Department of Horticulture, University of Wisconsin, Madison, Wisconsin 53706.
Plant Physiol. 1976 May;57(5):730-3. doi: 10.1104/pp.57.5.730.
The soluble proteins of C(3) and C(4) mesophyll chloroplasts and C(4) bundle sheath extracts have been analyzed by gel electrophoresis for fraction I protein. Gel scans of soluble protein from C(4) bundle sheath extracts and C(3) mesophyll chloroplasts showed typical fraction I protein peaks that could be identified by ribulose diphosphate carboxylase activity. No such peak was observed for C(4) mesophyll chloroplasts, which also lacked both large and small subunits of ribulose diphosphate carboxylase on sodium dodecyl sulfate gels. The absence of fraction I protein in these chloroplasts was reflected in the soluble protein to chlorophyll ratios, which were roughly 3-fold lower than the ratio obtained for C(3) chloroplasts. The carboxylating enzyme in C(4) mesophyll cells, phosphoenolpyruvate carboxylase, was found to be a major protein in the cytoplasm of C(4) mesophyll protoplasts, and had higher mobility than fraction I protein.

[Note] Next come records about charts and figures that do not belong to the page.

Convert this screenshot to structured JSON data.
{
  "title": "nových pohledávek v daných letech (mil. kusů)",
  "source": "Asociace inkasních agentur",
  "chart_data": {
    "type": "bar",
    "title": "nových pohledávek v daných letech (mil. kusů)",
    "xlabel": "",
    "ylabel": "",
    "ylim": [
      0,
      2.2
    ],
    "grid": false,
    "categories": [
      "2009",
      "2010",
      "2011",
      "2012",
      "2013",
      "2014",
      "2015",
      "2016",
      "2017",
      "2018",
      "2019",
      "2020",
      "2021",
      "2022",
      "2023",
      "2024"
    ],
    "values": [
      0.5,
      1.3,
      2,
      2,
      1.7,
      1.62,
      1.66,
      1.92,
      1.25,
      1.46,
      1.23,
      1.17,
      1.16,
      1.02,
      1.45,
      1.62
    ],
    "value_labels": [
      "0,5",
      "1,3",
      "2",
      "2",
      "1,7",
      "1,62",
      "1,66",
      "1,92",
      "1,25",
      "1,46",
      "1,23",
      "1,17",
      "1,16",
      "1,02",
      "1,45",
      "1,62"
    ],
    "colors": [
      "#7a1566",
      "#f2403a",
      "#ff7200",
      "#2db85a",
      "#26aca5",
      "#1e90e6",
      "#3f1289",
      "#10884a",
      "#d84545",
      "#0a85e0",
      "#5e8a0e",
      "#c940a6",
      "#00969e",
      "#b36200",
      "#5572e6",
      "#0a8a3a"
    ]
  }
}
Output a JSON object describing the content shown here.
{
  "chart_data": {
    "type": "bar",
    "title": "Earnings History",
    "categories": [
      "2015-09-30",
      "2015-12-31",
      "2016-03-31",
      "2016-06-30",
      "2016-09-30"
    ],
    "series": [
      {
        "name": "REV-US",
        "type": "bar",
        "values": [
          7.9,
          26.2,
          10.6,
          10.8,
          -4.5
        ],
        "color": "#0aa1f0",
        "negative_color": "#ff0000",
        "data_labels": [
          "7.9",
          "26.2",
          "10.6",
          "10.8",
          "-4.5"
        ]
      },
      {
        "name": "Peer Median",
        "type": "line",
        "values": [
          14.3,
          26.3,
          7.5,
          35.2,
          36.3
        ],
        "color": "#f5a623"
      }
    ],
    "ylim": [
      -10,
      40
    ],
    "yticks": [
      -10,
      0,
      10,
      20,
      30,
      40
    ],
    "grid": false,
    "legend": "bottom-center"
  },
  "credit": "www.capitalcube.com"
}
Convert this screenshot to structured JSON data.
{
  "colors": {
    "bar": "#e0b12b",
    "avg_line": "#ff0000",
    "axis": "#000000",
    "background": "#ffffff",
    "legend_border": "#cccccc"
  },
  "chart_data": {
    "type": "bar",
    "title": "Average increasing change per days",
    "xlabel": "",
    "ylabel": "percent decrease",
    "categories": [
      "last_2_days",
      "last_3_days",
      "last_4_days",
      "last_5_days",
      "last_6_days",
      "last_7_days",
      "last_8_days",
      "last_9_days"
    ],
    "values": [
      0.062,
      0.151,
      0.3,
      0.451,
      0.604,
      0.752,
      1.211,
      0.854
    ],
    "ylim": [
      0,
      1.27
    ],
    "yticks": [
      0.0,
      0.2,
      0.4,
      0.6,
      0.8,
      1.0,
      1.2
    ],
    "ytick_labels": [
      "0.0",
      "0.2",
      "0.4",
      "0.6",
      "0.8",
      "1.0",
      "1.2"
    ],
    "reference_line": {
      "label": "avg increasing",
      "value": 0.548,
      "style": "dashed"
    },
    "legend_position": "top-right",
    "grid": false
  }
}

已通过凝胶电泳对 C(3)和 C(4)叶肉叶绿体和 C(4)束鞘提取物的可溶性蛋白进行了分析,以研究分Ⅰ蛋白。C(4)束鞘提取物和 C(3)叶肉叶绿体可溶性蛋白的凝胶扫描显示出典型的分Ⅰ蛋白峰,可通过核酮糖二磷酸羧化酶活性进行鉴定。C(4)叶肉叶绿体中未观察到这种峰,在十二烷基硫酸钠凝胶上也缺乏核酮糖二磷酸羧化酶的大亚基和小亚基。这些叶绿体中缺乏分Ⅰ蛋白反映在可溶性蛋白与叶绿素的比例上,该比例比 C(3)叶绿体获得的比例低约 3 倍。C(4)叶肉细胞中的羧化酶,磷酸烯醇丙酮酸羧化酶,被发现是 C(4)叶肉原生质体细胞质中的主要蛋白质,其迁移率高于分Ⅰ蛋白。